Worst Jokes Ever
I watched an episode of Law & Order Special Victims Unit. It turns out it's about rape. I thought it was going to be about crimes on a short bus or something.
Your hairline is so far back you ain't got a fo'head, you got a five head!
What’s the best thing about Switzerland?
I don’t know, but the flag is a big plus.
What do you call a magic car?
A human.
Bullets.
Just shut up!
Subscribe to Cboystv, or I will eat you like Asians do to pets.
Why are midgets short?
'Cause they are!
What is white and comes out after you have sex?
Cum!
Did you know that...the only reason you don't call priests "daddy" is because that's what you call them in sex!
Your mommy.
Today I feel Qatari.
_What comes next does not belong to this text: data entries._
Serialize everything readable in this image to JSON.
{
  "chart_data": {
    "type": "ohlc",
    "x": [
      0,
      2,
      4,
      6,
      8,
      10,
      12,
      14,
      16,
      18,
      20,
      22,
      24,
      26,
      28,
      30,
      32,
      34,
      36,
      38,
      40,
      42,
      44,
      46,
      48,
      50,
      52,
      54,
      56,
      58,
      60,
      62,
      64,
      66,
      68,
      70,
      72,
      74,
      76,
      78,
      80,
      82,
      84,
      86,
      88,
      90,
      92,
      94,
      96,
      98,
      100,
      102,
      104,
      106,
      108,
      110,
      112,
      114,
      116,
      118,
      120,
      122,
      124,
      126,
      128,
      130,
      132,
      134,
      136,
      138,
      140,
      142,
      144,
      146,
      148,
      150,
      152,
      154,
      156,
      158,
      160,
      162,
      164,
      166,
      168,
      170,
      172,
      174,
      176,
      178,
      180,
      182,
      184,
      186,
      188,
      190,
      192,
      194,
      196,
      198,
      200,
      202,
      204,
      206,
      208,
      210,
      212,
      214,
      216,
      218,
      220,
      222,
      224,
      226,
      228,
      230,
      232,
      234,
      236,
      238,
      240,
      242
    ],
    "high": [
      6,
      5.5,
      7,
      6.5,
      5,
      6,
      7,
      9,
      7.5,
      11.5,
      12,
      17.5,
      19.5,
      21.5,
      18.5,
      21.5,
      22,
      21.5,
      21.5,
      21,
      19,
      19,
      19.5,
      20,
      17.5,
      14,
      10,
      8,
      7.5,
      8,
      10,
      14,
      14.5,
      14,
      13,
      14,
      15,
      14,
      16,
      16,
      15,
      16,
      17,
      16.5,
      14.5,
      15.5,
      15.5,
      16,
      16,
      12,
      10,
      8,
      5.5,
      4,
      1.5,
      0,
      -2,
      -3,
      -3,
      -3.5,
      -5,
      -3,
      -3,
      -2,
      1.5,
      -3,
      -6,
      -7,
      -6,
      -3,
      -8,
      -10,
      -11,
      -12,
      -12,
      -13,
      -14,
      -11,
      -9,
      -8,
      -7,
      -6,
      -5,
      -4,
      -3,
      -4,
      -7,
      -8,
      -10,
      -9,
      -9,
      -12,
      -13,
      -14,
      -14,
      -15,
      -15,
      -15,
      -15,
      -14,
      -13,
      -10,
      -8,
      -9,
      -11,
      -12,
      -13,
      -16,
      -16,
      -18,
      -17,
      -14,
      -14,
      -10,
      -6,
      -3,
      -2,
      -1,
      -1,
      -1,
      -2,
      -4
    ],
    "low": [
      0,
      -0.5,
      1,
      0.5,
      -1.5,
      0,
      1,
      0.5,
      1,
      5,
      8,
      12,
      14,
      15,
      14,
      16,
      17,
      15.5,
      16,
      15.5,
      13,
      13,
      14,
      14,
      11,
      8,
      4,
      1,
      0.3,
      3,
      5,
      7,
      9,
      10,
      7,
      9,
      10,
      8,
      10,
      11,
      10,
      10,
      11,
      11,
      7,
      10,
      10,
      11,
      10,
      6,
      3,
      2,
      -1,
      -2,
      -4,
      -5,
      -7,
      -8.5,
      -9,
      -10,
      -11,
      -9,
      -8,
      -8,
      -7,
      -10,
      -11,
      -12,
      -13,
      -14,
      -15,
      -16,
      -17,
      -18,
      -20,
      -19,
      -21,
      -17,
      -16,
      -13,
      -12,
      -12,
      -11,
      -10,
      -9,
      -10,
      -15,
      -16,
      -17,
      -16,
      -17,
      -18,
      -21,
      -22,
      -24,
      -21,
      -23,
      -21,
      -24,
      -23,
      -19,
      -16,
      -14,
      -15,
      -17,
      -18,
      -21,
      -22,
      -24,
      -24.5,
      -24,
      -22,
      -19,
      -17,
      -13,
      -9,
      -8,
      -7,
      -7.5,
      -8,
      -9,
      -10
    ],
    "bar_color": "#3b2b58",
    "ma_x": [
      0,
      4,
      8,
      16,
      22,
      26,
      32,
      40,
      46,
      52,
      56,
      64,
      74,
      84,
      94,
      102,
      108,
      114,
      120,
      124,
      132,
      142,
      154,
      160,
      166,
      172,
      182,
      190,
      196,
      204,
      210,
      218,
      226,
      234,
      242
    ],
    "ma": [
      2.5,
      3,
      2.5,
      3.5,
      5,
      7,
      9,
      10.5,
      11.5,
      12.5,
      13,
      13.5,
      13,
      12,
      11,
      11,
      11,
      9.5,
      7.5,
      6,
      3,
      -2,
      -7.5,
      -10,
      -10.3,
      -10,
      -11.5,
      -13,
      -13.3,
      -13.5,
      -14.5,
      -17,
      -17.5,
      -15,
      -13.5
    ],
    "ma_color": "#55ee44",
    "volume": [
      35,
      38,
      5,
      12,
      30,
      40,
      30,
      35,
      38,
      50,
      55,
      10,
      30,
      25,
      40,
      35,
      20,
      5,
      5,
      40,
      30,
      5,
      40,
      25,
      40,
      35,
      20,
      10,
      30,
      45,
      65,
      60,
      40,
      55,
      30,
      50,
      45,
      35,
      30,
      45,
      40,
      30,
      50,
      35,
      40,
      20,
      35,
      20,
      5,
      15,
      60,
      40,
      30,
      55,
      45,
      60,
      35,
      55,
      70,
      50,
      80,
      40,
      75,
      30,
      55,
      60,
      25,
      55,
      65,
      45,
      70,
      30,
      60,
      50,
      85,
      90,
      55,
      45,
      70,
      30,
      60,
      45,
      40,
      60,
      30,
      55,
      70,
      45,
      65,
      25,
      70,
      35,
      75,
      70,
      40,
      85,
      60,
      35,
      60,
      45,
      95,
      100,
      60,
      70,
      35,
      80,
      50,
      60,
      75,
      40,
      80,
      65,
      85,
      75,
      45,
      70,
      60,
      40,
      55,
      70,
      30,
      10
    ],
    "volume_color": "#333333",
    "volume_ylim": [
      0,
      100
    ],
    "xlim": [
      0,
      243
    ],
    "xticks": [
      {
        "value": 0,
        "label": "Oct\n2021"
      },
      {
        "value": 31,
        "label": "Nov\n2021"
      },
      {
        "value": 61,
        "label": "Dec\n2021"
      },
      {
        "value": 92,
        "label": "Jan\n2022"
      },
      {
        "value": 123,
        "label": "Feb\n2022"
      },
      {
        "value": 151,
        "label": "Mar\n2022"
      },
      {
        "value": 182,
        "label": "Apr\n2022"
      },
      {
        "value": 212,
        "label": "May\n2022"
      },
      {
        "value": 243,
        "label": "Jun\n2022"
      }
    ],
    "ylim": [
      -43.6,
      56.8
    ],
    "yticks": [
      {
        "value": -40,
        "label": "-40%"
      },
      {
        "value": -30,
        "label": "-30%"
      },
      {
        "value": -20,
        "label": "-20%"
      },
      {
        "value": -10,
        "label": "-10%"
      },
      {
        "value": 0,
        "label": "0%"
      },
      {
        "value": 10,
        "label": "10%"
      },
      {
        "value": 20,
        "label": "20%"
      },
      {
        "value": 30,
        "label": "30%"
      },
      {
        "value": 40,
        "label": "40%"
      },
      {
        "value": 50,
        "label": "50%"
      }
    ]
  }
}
Today I feel Arab. Today I feel African. Today I feel gay. Today I feel disabled. Today I feel a migrant worker.
Why are autistic kids a stupid, brainless, special freak?
Vote for Kris!
Ur mom gay dab.
Kid: Your mom!
Orphan: I don't have a mom.
What's the difference between the Christ and Anti-Christ? The Romans put sugar syrup on the second one.
"You momo joso fat, she went in the ocean and the whales came up to her and started singing, ""We Are Family"" even though you are father than me."
Your name is baller cuz ur in my mom's baller.
You're so fat when you step, you break the galaxy.
Why do most guns in America have an average mag/clip size of only 30?
Because that's the average class size in America.